# mssupport scam - confirm or deny?



## jdevola (Oct 28, 2010)

Hi All-

I recently received a suspicious email, and I desperately want to get the word out. I define 'suspicious' an email that was unsolicited (i.e., I never had an inquiry to microsoft). In addition the email was sent to an account that would be easy to find (i.e., it consists of [firstname][lastname]@domain.com), and it is an account that I do not give out to ANYONE (except myself).

I strongly suspect this is a PHISHING scam, and after finding another recipient on this forum ( [url]http://www.techsupportforum.com/showthread.php?t=306507&referrerid=758989 [/URL] ), I believe this is the case. The text of the email follows [redacted]:









Microsoft Customer Support <[email protected]om>to







[[firstname][lastname]@domain.com]
date







Wed, Oct 27, 2010 at 12:51 AMsubject







SRX1141428507ID - SRX1141428507IDmailed-by







css.one.microsoft.com
hide details Oct 27 (2 days ago) 


Hi [firstname],

This is Jet with Microsoft Windows Technical Support.

Please provide me a good call back number or send me an email if this issue is resolved or not so we can close this open service request. If you need further assistance, please give us a good call back date and time.

I await your response. My goal is to ensure that your experience with Microsoft Technical Support leaves you very satisfied with our products and services.
If you have any feedback regarding Microsoft support, I would be glad to hear from you.

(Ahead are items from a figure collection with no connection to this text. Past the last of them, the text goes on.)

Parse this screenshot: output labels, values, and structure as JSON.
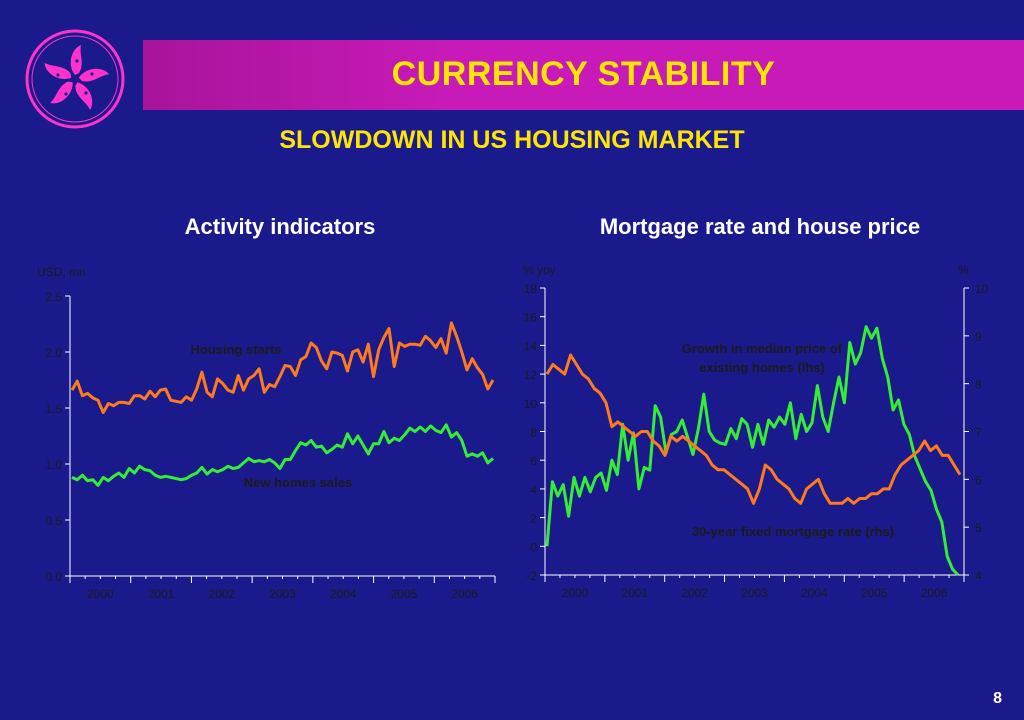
{
  "header": {
    "title": "CURRENCY STABILITY",
    "subtitle": "SLOWDOWN IN US HOUSING MARKET"
  },
  "page_number": "8",
  "colors": {
    "background": "#1a1a8c",
    "title_bar": "#c81ab8",
    "title_text": "#ffe600",
    "orange_series": "#ff7a1a",
    "green_series": "#33ee33",
    "logo": "#ff33cc"
  },
  "logo": {
    "icon": "bauhinia-flower-icon"
  },
  "chart_data": [
    {
      "type": "line",
      "title": "Activity indicators",
      "ylabel": "USD, mn",
      "ylim": [
        0,
        2.5
      ],
      "yticks": [
        "0.0",
        "0.5",
        "1.0",
        "1.5",
        "2.0",
        "2.5"
      ],
      "xlim": [
        2000,
        2007
      ],
      "xticks": [
        "2000",
        "2001",
        "2002",
        "2003",
        "2004",
        "2005",
        "2006"
      ],
      "annotations": [
        "Housing starts",
        "New homes sales"
      ],
      "series": [
        {
          "name": "Housing starts",
          "color": "#ff7a1a",
          "values": [
            1.66,
            1.74,
            1.61,
            1.63,
            1.59,
            1.57,
            1.46,
            1.54,
            1.52,
            1.55,
            1.55,
            1.54,
            1.61,
            1.61,
            1.58,
            1.65,
            1.6,
            1.66,
            1.67,
            1.57,
            1.56,
            1.55,
            1.6,
            1.57,
            1.67,
            1.82,
            1.64,
            1.6,
            1.76,
            1.72,
            1.66,
            1.64,
            1.79,
            1.66,
            1.76,
            1.79,
            1.85,
            1.64,
            1.71,
            1.69,
            1.78,
            1.88,
            1.87,
            1.79,
            1.93,
            1.96,
            2.08,
            2.04,
            1.92,
            1.85,
            2.0,
            1.99,
            1.97,
            1.83,
            2.0,
            2.02,
            1.91,
            2.07,
            1.78,
            2.02,
            2.13,
            2.21,
            1.87,
            2.08,
            2.05,
            2.07,
            2.07,
            2.06,
            2.14,
            2.1,
            2.04,
            2.12,
            1.99,
            2.26,
            2.14,
            2.0,
            1.84,
            1.94,
            1.86,
            1.8,
            1.67,
            1.75
          ]
        },
        {
          "name": "New homes sales",
          "color": "#33ee33",
          "values": [
            0.88,
            0.86,
            0.9,
            0.85,
            0.86,
            0.81,
            0.88,
            0.85,
            0.89,
            0.92,
            0.88,
            0.96,
            0.92,
            0.98,
            0.95,
            0.94,
            0.9,
            0.88,
            0.89,
            0.88,
            0.87,
            0.86,
            0.87,
            0.9,
            0.92,
            0.97,
            0.91,
            0.95,
            0.93,
            0.95,
            0.98,
            0.96,
            0.97,
            1.01,
            1.05,
            1.02,
            1.03,
            1.02,
            1.04,
            1.01,
            0.96,
            1.04,
            1.04,
            1.12,
            1.19,
            1.17,
            1.21,
            1.15,
            1.16,
            1.1,
            1.13,
            1.17,
            1.15,
            1.27,
            1.18,
            1.25,
            1.17,
            1.09,
            1.18,
            1.18,
            1.29,
            1.19,
            1.23,
            1.21,
            1.26,
            1.32,
            1.29,
            1.33,
            1.29,
            1.34,
            1.3,
            1.28,
            1.35,
            1.24,
            1.28,
            1.21,
            1.07,
            1.09,
            1.07,
            1.1,
            1.01,
            1.05
          ]
        }
      ]
    },
    {
      "type": "line",
      "title": "Mortgage rate and house price",
      "ylabel_left": "% yoy",
      "ylabel_right": "%",
      "ylim_left": [
        -2,
        18
      ],
      "ylim_right": [
        4,
        10
      ],
      "yticks_left": [
        "-2",
        "0",
        "2",
        "4",
        "6",
        "8",
        "10",
        "12",
        "14",
        "16",
        "18"
      ],
      "yticks_right": [
        "4",
        "5",
        "6",
        "7",
        "8",
        "9",
        "10"
      ],
      "xlim": [
        2000,
        2007
      ],
      "xticks": [
        "2000",
        "2001",
        "2002",
        "2003",
        "2004",
        "2005",
        "2006"
      ],
      "annotations": [
        "Growth in median price of existing homes (lhs)",
        "30-year fixed mortgage rate (rhs)"
      ],
      "series": [
        {
          "name": "Growth in median price of existing homes (lhs)",
          "axis": "left",
          "color": "#33ee33",
          "values": [
            0.0,
            4.5,
            3.5,
            4.3,
            2.1,
            4.8,
            3.5,
            4.8,
            3.8,
            4.8,
            5.1,
            3.9,
            6.0,
            5.0,
            8.5,
            6.0,
            7.9,
            4.0,
            5.5,
            5.3,
            9.8,
            9.0,
            6.5,
            7.8,
            8.0,
            8.8,
            7.6,
            6.4,
            8.2,
            10.6,
            8.0,
            7.4,
            7.2,
            7.1,
            8.2,
            7.5,
            8.9,
            8.5,
            6.9,
            8.5,
            7.1,
            8.8,
            8.3,
            9.0,
            8.5,
            10.0,
            7.5,
            9.2,
            8.0,
            8.6,
            11.2,
            9.0,
            8.0,
            10.0,
            11.8,
            10.0,
            14.2,
            12.7,
            13.5,
            15.3,
            14.5,
            15.2,
            13.1,
            11.8,
            9.5,
            10.2,
            8.5,
            7.8,
            6.3,
            5.4,
            4.5,
            3.9,
            2.6,
            1.7,
            -0.7,
            -1.6,
            -2.0
          ]
        },
        {
          "name": "30-year fixed mortgage rate (rhs)",
          "axis": "right",
          "color": "#ff7a1a",
          "values": [
            8.2,
            8.4,
            8.3,
            8.2,
            8.6,
            8.4,
            8.2,
            8.1,
            7.9,
            7.8,
            7.6,
            7.1,
            7.2,
            7.1,
            7.0,
            6.9,
            7.0,
            7.0,
            6.8,
            6.7,
            6.5,
            6.9,
            6.8,
            6.9,
            6.8,
            6.7,
            6.6,
            6.5,
            6.3,
            6.2,
            6.2,
            6.1,
            6.0,
            5.9,
            5.8,
            5.5,
            5.8,
            6.3,
            6.2,
            6.0,
            5.9,
            5.8,
            5.6,
            5.5,
            5.8,
            5.9,
            6.0,
            5.7,
            5.5,
            5.5,
            5.5,
            5.6,
            5.5,
            5.6,
            5.6,
            5.7,
            5.7,
            5.8,
            5.8,
            6.1,
            6.3,
            6.4,
            6.5,
            6.6,
            6.8,
            6.6,
            6.7,
            6.5,
            6.5,
            6.3,
            6.1
          ]
        }
      ]
    }
  ]
}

If you would feel more comfortable speaking with someone else regarding my service, Bernard, my manager, would be very happy to hear your comments and suggestions. You may send an e-mail to v-2khrel AT mssupport.microsoft.com

Thank you for using Microsoft Support.

Sincerely,

Jethro Paquingan

v-2jepa AT mssupport.microsoft.com


----------



## tetonbob (Jan 10, 2005)

Scam. Report it and/or delete it.


----------